Punchbowl news was the first outlet to report on the story in which lawmakers are looking to refine the Keep Innovation in America Act by narrowing the definition of a crypto “broker” for tax purposes.
Based on a draft of the bill, the requirement for brokers to report on digital asset transactions worth more than $10,000 to the Internal Revenue Service would be pushed from 2024 to 2026. The terminology has also been altered so that “miners and validators, hardware and software developers, and protocol developers” are not considered to be brokers.
At the time the bill was first introduced, crypto advocates said that the law’s treatment of digital assets would burden non-financial firms like crypto miners and certain software providers with “impossible-to-fulfill reporting requirements.”
The newly updated bill from McHenry and Torres addresses those concerns and goes a step further by applying significant limits to the federal government’s ability to define what a “digital asset” is.
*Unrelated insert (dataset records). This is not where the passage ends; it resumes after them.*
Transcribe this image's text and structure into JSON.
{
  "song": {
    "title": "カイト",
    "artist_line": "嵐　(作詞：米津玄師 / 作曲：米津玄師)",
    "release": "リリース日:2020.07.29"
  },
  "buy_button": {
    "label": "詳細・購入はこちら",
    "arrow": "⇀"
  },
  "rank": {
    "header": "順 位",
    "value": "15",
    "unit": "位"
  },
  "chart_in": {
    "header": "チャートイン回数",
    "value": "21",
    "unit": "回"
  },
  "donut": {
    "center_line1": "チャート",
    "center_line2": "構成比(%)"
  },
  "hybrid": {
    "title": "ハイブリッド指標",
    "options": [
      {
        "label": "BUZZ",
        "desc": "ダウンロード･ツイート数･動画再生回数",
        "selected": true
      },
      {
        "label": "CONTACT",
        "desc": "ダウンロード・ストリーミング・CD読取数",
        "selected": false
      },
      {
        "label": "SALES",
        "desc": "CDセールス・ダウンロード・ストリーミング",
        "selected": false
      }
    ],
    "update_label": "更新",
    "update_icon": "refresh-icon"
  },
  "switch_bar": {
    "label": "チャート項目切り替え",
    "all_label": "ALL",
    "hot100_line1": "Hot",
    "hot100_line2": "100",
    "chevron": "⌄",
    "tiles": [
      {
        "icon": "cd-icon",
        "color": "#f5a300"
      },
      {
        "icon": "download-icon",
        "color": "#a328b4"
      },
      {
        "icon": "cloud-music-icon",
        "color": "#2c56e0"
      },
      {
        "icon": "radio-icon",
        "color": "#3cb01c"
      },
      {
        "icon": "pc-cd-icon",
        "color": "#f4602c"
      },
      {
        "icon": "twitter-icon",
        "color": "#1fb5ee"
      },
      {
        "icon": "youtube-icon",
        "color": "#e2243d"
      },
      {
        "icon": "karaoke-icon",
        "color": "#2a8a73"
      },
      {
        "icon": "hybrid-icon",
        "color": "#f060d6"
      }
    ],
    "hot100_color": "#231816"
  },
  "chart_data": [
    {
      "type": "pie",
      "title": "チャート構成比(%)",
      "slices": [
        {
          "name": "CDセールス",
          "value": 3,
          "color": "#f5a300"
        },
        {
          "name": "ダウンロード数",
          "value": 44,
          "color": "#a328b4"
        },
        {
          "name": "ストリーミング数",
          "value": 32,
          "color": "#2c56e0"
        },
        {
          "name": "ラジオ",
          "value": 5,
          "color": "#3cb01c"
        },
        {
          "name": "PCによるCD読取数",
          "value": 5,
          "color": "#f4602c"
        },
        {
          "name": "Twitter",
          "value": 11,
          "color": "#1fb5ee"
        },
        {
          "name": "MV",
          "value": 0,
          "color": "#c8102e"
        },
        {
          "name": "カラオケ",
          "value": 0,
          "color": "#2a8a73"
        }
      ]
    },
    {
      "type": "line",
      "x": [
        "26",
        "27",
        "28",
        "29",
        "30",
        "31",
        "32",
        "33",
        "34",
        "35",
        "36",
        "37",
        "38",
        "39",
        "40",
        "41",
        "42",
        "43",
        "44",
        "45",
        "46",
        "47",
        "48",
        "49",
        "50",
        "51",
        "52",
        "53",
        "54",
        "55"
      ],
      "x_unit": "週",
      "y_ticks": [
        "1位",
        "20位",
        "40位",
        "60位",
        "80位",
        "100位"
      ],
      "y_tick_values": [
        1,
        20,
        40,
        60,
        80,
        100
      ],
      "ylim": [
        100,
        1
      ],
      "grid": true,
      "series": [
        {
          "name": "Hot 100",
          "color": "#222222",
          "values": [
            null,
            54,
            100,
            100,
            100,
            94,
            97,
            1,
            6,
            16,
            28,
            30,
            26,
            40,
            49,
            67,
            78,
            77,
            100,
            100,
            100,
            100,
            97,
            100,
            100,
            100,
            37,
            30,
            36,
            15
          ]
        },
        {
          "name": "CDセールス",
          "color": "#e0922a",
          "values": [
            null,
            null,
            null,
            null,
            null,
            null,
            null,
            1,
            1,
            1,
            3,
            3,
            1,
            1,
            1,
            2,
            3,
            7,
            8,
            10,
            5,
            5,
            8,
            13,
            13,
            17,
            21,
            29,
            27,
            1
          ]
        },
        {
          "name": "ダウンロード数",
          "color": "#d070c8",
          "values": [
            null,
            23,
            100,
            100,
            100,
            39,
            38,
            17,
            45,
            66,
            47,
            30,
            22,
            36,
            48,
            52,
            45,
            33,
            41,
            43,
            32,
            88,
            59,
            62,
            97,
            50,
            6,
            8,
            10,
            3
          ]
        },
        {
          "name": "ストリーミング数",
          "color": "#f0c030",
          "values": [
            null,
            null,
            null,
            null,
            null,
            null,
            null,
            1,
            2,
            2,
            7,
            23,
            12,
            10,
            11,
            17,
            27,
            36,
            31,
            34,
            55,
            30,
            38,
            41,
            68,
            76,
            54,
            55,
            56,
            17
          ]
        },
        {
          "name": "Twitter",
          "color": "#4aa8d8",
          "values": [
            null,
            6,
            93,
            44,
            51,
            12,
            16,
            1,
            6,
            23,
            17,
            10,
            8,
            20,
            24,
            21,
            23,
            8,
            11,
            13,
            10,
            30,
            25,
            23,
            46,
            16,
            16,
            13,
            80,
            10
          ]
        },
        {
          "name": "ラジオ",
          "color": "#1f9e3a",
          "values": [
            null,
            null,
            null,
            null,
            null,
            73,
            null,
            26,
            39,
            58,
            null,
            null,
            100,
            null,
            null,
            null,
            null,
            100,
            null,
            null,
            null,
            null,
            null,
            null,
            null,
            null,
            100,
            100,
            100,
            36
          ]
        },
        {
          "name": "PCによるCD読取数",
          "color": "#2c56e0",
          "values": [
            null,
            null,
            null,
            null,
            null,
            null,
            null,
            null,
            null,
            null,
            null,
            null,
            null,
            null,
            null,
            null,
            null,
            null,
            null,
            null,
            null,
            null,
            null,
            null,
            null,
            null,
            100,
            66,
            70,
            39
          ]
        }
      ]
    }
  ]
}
The IIJA originally gave the Treasury Department discretionary power to determine the definition of “digital asset,” but the changes to the Keep Innovation in America place limits on that power.
According to Rep. McHenry, the bill rectifies “misguided policy and regulatory overreach [that] threatens to push this dynamic industry – and its potential benefits – overseas.”
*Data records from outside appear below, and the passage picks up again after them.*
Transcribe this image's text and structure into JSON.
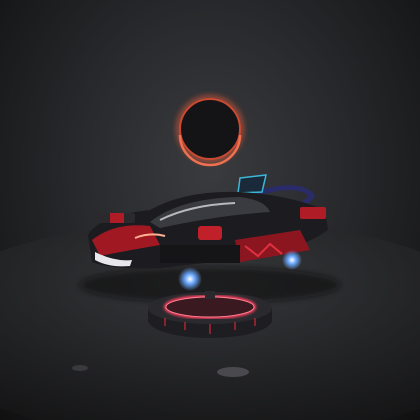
{
  "colors": {
    "background": "#2a2b2e",
    "ring_glow": "#e0583a",
    "car_red": "#c0202a",
    "car_body": "#1c1c20",
    "thruster_blue": "#6aa8ff",
    "pad_glow": "#ff4060"
  }
}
Rep. Torres, a top crypto sector ally from the Democratic side of Capitol Hill, said the bill will provide “much-needed legal and regulatory clarity to help cement our continued place as the global leader in crypto technology and innovation.”
Reps. Warren Davidson (R-Ohio), Ro Khanna (D-Calif), Darren Soto (D-Fla.), Eric Swalwell (D-Calif.) and House Majority Whip Tom Emmer are returning sponsors of the bill, while Reps. French Hill (R-Ark.), who now serves as the chair of the House Financial Services subcommittee on digital assets, and David Schweikert (R-Ariz.) have also signed on to back the legislation.
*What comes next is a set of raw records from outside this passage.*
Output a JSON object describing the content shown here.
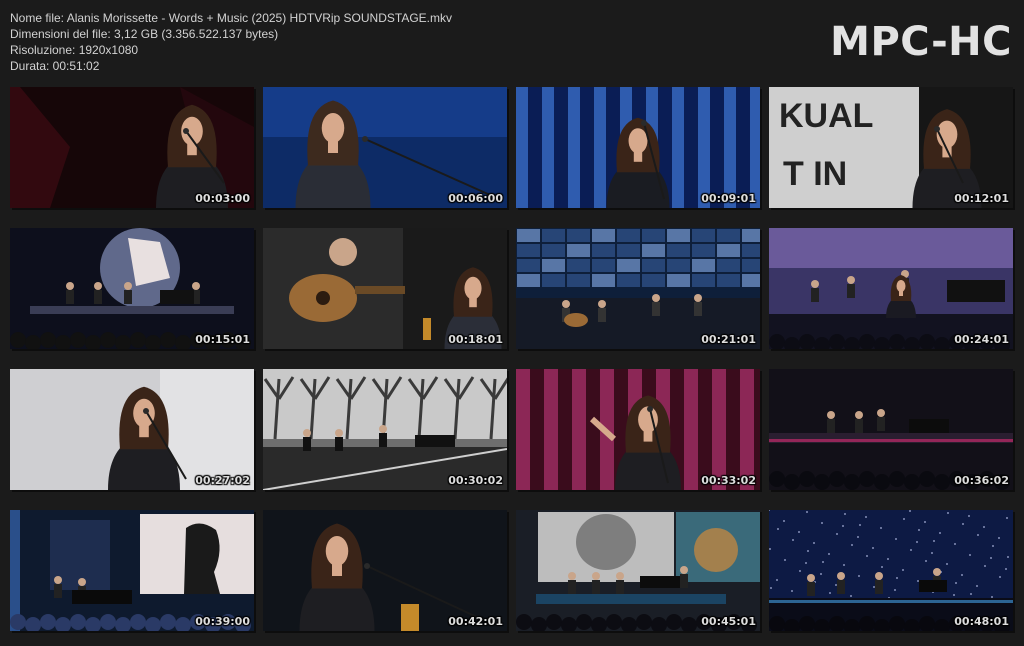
{
  "file_info": {
    "name_line": "Nome file: Alanis Morissette - Words + Music (2025) HDTVRip SOUNDSTAGE.mkv",
    "size_line": "Dimensioni del file: 3,12 GB (3.356.522.137 bytes)",
    "resolution_line": "Risoluzione: 1920x1080",
    "duration_line": "Durata: 00:51:02"
  },
  "brand": {
    "text": "MPC-HC"
  },
  "thumbnails": [
    {
      "timestamp": "00:03:00",
      "scene": "closeup-red"
    },
    {
      "timestamp": "00:06:00",
      "scene": "closeup-blue"
    },
    {
      "timestamp": "00:09:01",
      "scene": "stripes-blue"
    },
    {
      "timestamp": "00:12:01",
      "scene": "text-wall"
    },
    {
      "timestamp": "00:15:01",
      "scene": "stage-band-light"
    },
    {
      "timestamp": "00:18:01",
      "scene": "guitarist-closeup"
    },
    {
      "timestamp": "00:21:01",
      "scene": "stage-collage"
    },
    {
      "timestamp": "00:24:01",
      "scene": "stage-purple"
    },
    {
      "timestamp": "00:27:02",
      "scene": "closeup-white"
    },
    {
      "timestamp": "00:30:02",
      "scene": "stage-trees"
    },
    {
      "timestamp": "00:33:02",
      "scene": "stripes-pink"
    },
    {
      "timestamp": "00:36:02",
      "scene": "stage-dark"
    },
    {
      "timestamp": "00:39:00",
      "scene": "stage-silhouette"
    },
    {
      "timestamp": "00:42:01",
      "scene": "closeup-dark"
    },
    {
      "timestamp": "00:45:01",
      "scene": "stage-statue"
    },
    {
      "timestamp": "00:48:01",
      "scene": "stage-stars"
    }
  ]
}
|Coinbase launches Crypto435, a pro-crypto advocacy initiative|
How the bill fares moving forward will serve as a litmus test for how Congress intends to regulate the cryptocurrency sector in the future. The crypto industry is in dire need of supporters in the government amid a rash of enforcement actions on industry players by the Securities and Exchange Commission.
According to the text of the draft bill, “Consistent and accurate reporting on digital asset transactions is necessary. Congress must work to bring legal and regulatory certainty to the digital asset industry. Clear rules of the road fosters technology and innovation.”
The passage of the new bill would give the sector a much-needed policy win as it looks to recover from the damage done to its reputation following the high-profile collapses of Terra/Luna in May and FTX in November, which sent contagion shockwaves reverberating across the ecosystem.